Re: [PATCH v5 3/4] mm: thp: use folio_batch to handle THP splitting in deferred_split_scan()

From: Qi Zheng

Date: Thu Nov 06 2025 - 21:51:32 EST




On 11/6/25 10:52 PM, Wei Yang wrote:
On Wed, Oct 15, 2025 at 02:35:32PM +0800, Qi Zheng wrote:
From: Muchun Song <songmuchun@xxxxxxxxxxxxx>

The maintenance of the folio->_deferred_list is intricate because it's
reused in a local list.

Here are some peculiarities:

1) When a folio is removed from its split queue and added to a local
on-stack list in deferred_split_scan(), the ->split_queue_len isn't
updated, leading to an inconsistency between it and the actual
number of folios in the split queue.

2) When the folio is split via split_folio() later, it's removed from
the local list while holding the split queue lock. At this time,
the lock is not needed as it is not protecting anything.

3) To handle the race condition with a third-party freeing or migrating
the preceding folio, we must ensure there's always one safe (with
raised refcount) folio before by delaying its folio_put(). More
details can be found in commit e66f3185fa04 ("mm/thp: fix deferred
split queue not partially_mapped"). It's rather tricky.

We can use the folio_batch infrastructure to handle this clearly. In this
case, ->split_queue_len will be consistent with the real number of folios
in the split queue. If list_empty(&folio->_deferred_list) returns false,
it's clear the folio must be in its split queue (not in a local list
anymore).

In the future, we will reparent LRU folios during memcg offline to
eliminate dying memory cgroups, which requires reparenting the split queue
to its parent first. So this patch prepares for using
folio_split_queue_lock_irqsave() as the memcg may change then.

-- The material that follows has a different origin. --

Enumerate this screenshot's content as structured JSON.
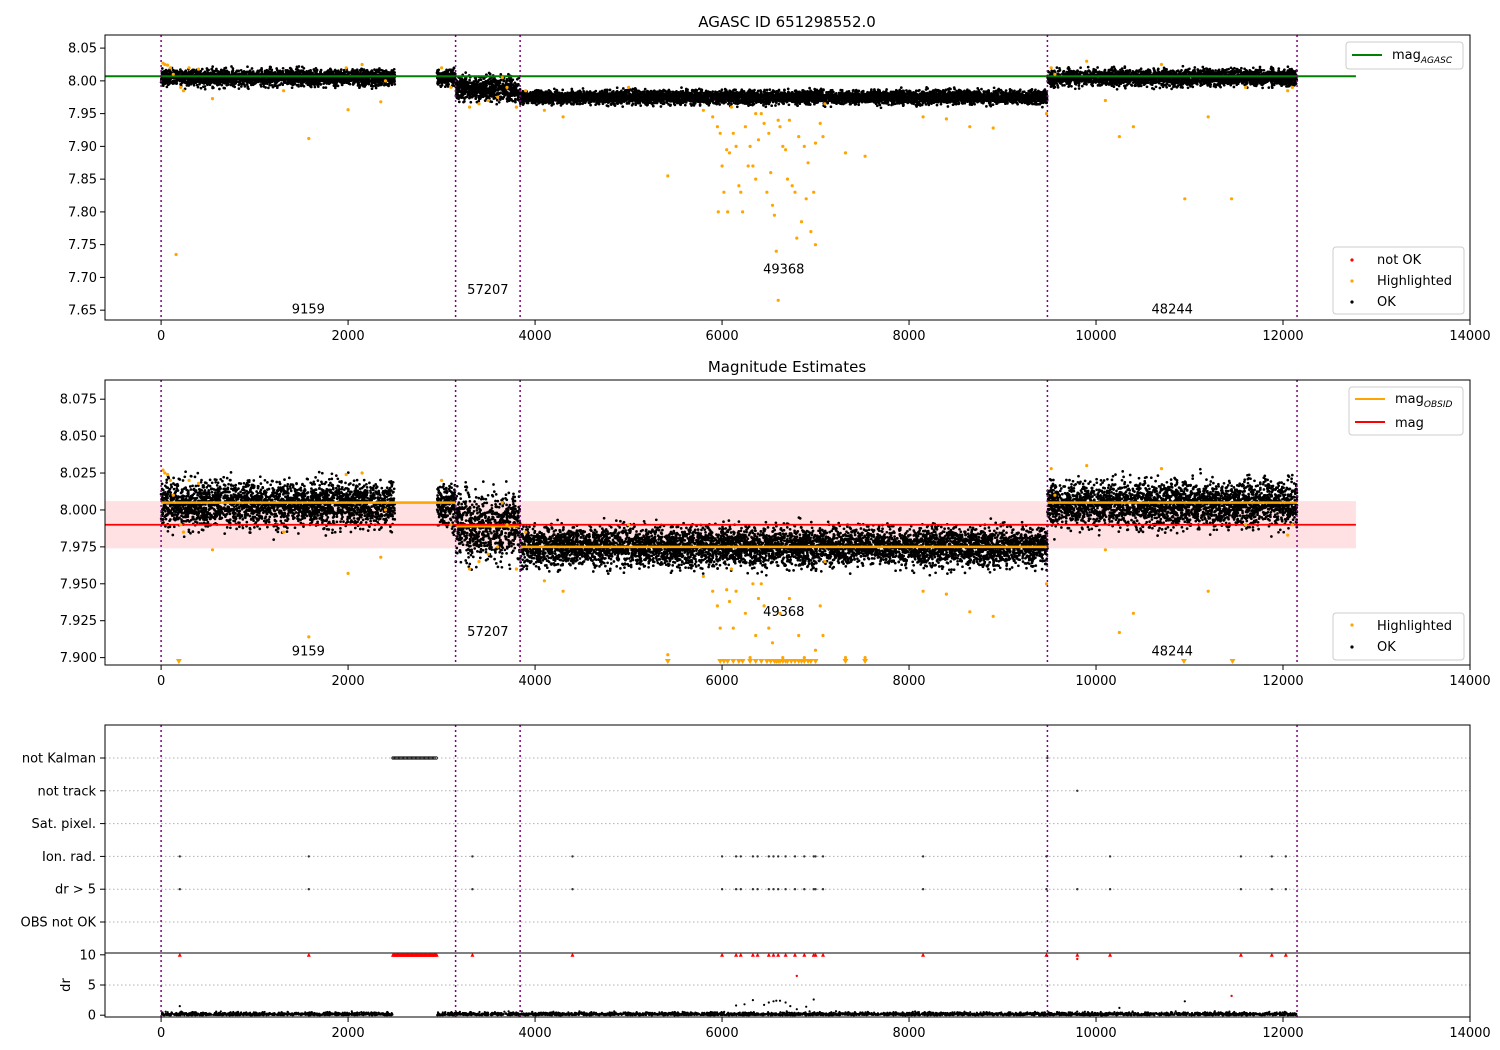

Signed-off-by: Muchun Song <songmuchun@xxxxxxxxxxxxx>
Signed-off-by: Qi Zheng <zhengqi.arch@xxxxxxxxxxxxx>
Reviewed-by: Zi Yan <ziy@xxxxxxxxxx>
Acked-by: David Hildenbrand <david@xxxxxxxxxx>
Acked-by: Shakeel Butt <shakeel.butt@xxxxxxxxx>
---
mm/huge_memory.c | 87 +++++++++++++++++++++++-------------------------
1 file changed, 41 insertions(+), 46 deletions(-)

diff --git a/mm/huge_memory.c b/mm/huge_memory.c
index a68f26547cd99..e850bc10da3e2 100644
--- a/mm/huge_memory.c
+++ b/mm/huge_memory.c
@@ -3782,21 +3782,22 @@ static int __folio_split(struct folio *folio, unsigned int new_order,
struct lruvec *lruvec;
int expected_refs;

- if (folio_order(folio) > 1 &&
- !list_empty(&folio->_deferred_list)) {
- ds_queue->split_queue_len--;
+ if (folio_order(folio) > 1) {
+ if (!list_empty(&folio->_deferred_list)) {
+ ds_queue->split_queue_len--;
+ /*
+ * Reinitialize page_deferred_list after removing the
+ * page from the split_queue, otherwise a subsequent
+ * split will see list corruption when checking the
+ * page_deferred_list.
+ */
+ list_del_init(&folio->_deferred_list);
+ }
if (folio_test_partially_mapped(folio)) {
folio_clear_partially_mapped(folio);
mod_mthp_stat(folio_order(folio),
MTHP_STAT_NR_ANON_PARTIALLY_MAPPED, -1);
}
- /*
- * Reinitialize page_deferred_list after removing the
- * page from the split_queue, otherwise a subsequent
- * split will see list corruption when checking the
- * page_deferred_list.
- */
- list_del_init(&folio->_deferred_list);

@Andrew

Current mm-new looks not merge the code correctly?

The above removed code is still there.

@Qi

After rescan this, I am confused about this code change.

The difference here is originally it would check/clear partially_mapped if
folio is on a list. But now we would do this even folio is not on a list.

If my understanding is correct, after this change, !list_empty() means folio
is on its ds_queue. And there are total three places to remove it from
ds_queue.

1) __folio_unqueue_deferred_split()
2) deferred_split_scan()
3) __folio_split()

In 1) and 2) we all clear partially_mapped bit before removing folio from
ds_queue, this means if the folio is not on ds_queue in __folio_split(), it is
not necessary to check/clear partially_mapped bit.

In deferred_split_scan(), if folio_try_get() succeeds, then only the
folio will be removed from ds_queue, but not clear partially_mapped.


Maybe I missed something, would you mind correct me on this?